46 | Dört Duvar

10.4K 720 369
                                    


****

Futbolla alakası olmayıp bir anda kendini futbolla bütün halinde bulan o kişi kim diye sorarsanız rahatlıkla ben yanıtını verebilirdim.

Zira Berfu Şahin gibi aşko bir kızın bile futbol yayını izlemeye başladığı bir evrende böyle şeyler pekala mümkündü.

Hadi bu mümkündü diyelim... Benim bu denli kontrolümü yitirmiş olmam mümkün müydü, işte orası tartışılırdı.

Gelin olmuş gidiyorum...

Ben bu cümleyim.

"Hadi in bakalım güzelim,"

Sarp'ın sesiyle gözlerimi izlemeye devam ettiğim yoldan çekip etrafıma bakındığımda arabanın Emirgan Sahil'de durduğunu görmek beni şaşırtmıştı.

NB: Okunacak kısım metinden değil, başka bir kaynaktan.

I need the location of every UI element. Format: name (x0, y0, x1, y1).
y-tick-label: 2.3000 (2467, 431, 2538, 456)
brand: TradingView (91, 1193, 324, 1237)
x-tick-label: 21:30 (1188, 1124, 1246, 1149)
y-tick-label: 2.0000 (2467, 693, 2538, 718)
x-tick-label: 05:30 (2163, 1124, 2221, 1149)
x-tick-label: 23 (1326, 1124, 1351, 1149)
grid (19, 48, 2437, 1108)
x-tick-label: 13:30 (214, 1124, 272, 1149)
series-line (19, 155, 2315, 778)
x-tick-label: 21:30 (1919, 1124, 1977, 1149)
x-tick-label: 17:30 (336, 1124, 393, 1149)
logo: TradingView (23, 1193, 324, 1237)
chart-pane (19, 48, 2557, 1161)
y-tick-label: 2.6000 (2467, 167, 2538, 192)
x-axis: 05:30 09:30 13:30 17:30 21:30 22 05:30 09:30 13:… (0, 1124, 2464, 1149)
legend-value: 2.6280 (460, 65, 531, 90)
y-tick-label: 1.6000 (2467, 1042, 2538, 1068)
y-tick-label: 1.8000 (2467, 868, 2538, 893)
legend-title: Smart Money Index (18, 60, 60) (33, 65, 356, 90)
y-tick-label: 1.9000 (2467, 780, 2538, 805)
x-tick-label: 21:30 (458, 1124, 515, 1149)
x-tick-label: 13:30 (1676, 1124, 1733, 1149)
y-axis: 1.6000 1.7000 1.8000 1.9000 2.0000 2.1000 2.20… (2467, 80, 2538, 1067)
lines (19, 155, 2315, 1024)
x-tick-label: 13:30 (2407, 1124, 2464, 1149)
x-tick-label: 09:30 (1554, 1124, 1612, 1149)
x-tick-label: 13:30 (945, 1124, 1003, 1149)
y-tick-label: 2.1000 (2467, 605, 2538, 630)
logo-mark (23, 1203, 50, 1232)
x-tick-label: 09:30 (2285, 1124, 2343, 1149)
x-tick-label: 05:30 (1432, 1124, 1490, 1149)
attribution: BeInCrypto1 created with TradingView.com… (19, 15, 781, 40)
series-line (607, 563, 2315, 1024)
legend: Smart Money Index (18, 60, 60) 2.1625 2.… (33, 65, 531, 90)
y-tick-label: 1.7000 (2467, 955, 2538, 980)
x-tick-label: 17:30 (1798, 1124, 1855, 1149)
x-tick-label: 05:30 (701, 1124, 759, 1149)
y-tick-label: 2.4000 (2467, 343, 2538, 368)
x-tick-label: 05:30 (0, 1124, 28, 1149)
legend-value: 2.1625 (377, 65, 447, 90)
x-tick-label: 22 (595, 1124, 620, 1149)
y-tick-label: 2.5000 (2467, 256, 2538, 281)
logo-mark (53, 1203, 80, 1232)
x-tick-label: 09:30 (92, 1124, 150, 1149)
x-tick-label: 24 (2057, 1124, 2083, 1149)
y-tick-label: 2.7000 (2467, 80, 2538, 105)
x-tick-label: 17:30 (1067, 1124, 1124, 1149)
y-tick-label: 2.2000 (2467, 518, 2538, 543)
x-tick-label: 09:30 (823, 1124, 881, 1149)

Sarp arabayı park edip anahtarını yavaşça çıkarırken gözleri bana döndü. Kaşlarımı kaldırarak, "Eve gideriz diye düşünmüştüm." diye soru edatı bulunmayan ama aslında bir soru niteliğinde olan cümlemi kurdum.

Onun kaşları tatlı bir ifadeyle yavaşça havalanırken üst dişiyle alt dudağını hafifçe ezdi. "Evimize de gideriz bebeğim, önce karnını doyuralım."

Evimiz.

İkimizin beraber yaşayacağı, bir yuva yapacağımız dört duvar.

Benim için dört duvardan çok daha fazlası.

Bir insanın gözlerine bakarken içiniz titredi mi hiç?

Elleriniz sanki olması gereken yermiş gibi onun tenine uzandı mı?

İşte, karşımdaki adamın üzerimde bıraktığı duygulardan yalnızca birkaçı bunlardı.

Seviyordum ve sevdiğim kadar da seviliyordum.

Ne büyük şans.

Emniyet kemerini çözmek için elimi uzattığım sırada Sarp benden önce davranıp kemere uzandı. Onun bu hamlesi beklenmedik bir yakınlaşmayı beraberinde getirdiğinde bir eliyle üzerimdeki kemeri usulca çözdü. 

Kemerin hızla geriye doğru gitmesiyle başımı kaldırıp yakınımda olan adama baktığımda hafifçe tebessüm etti ve uzanıp burnumun ucunu öptü.

"Hadi in güzelim."

Güzelim miyim gerçekten...

Dışımdan söylemesem bile bunu yüz ifadem ile açıkça belli etmiş olmalıyım ki Sarp dudaklarını birbirine bastırıp güldü. İstemsizce gözlerim kısılıp ona ters bir bakış attığımda tripli bir şekilde arabanın kapısını açıp indim.

Arabadan inmemle çıplak tenime bir anda nüfuz eden soğukla buz kesildim.
Saatin gece yarısını bir hayli geçiyor olması ve Kasım'ın can alıcı soğukluğu birleşince ortaya felaket bir senaryo çıkmıştı, hava buz gibiydi ve benim üzerimde askılı, incecik bir elbise vardı.

Hayır bu ince elbiseyi giyme sebebim yanıklığımdan kaynaklanmıyordu, tamamen Sarp ile beraber Tuzla'dan kaçmış olmamızdan dolayıydı.